One by one the nobles passed and saluted as their leader had done. Count Bertrich hung back until the last, and then, as he passed the new Count of Burg Arras, he hissed at him, with a look of rage, the single word, “Blacksmith!”
The Count of Burg Arras, stirred to sudden anger, and forgetting in whose presence he stood, swung his huge sledge-hammer round his head, and brought it down on the armoured back of Count Bertrich, roaring the word “ANVIL!”
The armour splintered like crushed ice, and Count Bertrich fell prone on his face and lay there. There was instant cry of “Treason! Treason!” and shouts of “No man may draw arms in the Emperor’s presence.”
“My Lord Emperor,” cried the Count of Burg Arras, “I crave pardon if I have done amiss. A man does not forget the tricks of his old calling when he takes on new honours. Your Majesty has said that I am a Count. This man, having heard your Majesty’s word, proclaims me blacksmith, and so gave the lie to his Emperor. For this I struck him, and would again, even though he stood before the throne in a palace, or the altar in a cathedral. If that be treason, take from me your honours, and let me back to my forge, where this same hammer will mend the armour it has broken, or beat him out a new back-piece.”
“You have broken no tenet of the feudal law,” said the Emperor. “You have broken nothing, I trust, but the Count’s armour, for, as I see, he is arousing himself, doubtless no bones are broken as well. The feudal law does not regard a blacksmith’s hammer as a weapon. And as for treason, Count of Burg Arras, may my throne always be surrounded by such treason as yours.”

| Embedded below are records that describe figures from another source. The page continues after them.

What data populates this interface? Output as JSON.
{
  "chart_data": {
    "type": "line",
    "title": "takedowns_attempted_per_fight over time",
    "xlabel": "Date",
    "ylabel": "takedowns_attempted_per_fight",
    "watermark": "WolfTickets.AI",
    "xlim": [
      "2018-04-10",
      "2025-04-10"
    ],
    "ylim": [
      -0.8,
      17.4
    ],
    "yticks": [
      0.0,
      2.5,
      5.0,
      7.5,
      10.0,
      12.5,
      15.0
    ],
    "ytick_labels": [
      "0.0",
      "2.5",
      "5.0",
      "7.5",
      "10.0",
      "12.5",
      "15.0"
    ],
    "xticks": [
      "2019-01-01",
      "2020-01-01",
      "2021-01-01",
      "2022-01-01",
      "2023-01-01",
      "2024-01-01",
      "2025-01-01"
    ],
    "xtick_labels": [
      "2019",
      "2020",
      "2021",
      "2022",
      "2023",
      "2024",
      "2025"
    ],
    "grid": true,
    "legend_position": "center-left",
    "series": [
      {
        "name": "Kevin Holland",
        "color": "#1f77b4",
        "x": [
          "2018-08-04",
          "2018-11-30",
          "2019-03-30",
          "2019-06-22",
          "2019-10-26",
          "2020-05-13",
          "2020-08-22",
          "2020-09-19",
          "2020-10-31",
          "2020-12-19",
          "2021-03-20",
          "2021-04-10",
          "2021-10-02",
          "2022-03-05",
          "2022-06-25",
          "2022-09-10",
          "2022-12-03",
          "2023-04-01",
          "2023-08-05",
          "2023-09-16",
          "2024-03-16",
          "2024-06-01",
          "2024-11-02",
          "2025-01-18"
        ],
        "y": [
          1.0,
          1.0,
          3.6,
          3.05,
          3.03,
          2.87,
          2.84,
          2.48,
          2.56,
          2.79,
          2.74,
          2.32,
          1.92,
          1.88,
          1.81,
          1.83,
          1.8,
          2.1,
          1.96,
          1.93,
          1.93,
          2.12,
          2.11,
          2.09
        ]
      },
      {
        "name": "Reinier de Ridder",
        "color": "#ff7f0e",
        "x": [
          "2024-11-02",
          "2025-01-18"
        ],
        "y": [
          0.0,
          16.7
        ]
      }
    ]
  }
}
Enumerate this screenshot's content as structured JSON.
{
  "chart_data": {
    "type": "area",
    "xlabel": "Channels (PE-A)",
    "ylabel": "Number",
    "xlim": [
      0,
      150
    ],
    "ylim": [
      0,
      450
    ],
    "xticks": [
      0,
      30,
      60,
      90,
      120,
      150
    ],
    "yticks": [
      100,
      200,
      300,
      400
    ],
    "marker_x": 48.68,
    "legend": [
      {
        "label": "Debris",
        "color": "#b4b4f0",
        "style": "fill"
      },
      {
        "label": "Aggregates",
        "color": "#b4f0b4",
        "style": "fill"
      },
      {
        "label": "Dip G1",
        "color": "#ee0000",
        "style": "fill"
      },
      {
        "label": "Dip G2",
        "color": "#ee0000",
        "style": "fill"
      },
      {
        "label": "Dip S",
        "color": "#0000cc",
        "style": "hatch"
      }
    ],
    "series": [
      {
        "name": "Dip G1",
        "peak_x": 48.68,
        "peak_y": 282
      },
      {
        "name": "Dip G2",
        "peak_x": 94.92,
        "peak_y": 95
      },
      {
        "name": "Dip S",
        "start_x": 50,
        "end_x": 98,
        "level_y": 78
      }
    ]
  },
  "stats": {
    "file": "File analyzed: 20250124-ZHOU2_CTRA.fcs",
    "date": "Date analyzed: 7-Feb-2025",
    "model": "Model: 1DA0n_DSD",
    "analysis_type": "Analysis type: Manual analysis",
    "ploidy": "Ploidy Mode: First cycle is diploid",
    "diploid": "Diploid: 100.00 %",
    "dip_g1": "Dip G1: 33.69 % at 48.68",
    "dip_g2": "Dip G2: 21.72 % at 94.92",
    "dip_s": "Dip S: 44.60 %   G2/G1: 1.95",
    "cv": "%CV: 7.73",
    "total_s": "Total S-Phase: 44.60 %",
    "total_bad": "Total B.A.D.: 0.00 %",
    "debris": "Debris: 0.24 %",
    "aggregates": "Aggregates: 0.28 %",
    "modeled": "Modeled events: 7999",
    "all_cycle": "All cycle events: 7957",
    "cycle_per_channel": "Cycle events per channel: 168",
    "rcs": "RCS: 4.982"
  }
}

And for centuries after, the descendants of the blacksmith were Counts of Burg Arras, and held the castle of that name, whose ruins to-day attest the excellence of the Archbishop’s building.
COUNT KONRAD’S COURTSHIP
It was nearly midnight when Count Konrad von Hochstaden reached his castle on the Rhine, with a score of very tired and hungry men behind him. The warder at the gate of Schloss Hochstaden, after some cautious parley with the newcomers, joyously threw apart the two great iron-studded oaken leaves of the portal when he was convinced that it was indeed his young master who had arrived after some tumultuous years at the crusades, and Count Konrad with his followers rode clattering under the stone arch, into the ample courtyard. It is recorded that, in the great hall of the castle, the Count and his twenty bronzed and scarred knights ate such a meal as had never before been seen to disappear in Hochstaden, and that after drinking with great cheer to the downfall of the Saracene and the triumph of the true cross, they all lay on the floor of the Rittersaal and slept the remainder of the night, the whole of next day, and did not awaken until the dawn of the second morning. They had had years of hard fighting in the east, and on the way home they had been compelled to work their passage through the domains of turbulent nobles by good stout broadsword play, the only argument their opposers could understand, and thus they had come through to the Rhine without contributing aught to their opponents except fierce blows, which were not commodities as marketable as yellow gold, yet with this sole exchange did the twenty-one win their way from Palestine to the Palatinate, and thus were they so long on the road that those in Schloss Hochstaden had given up all expectation of their coming.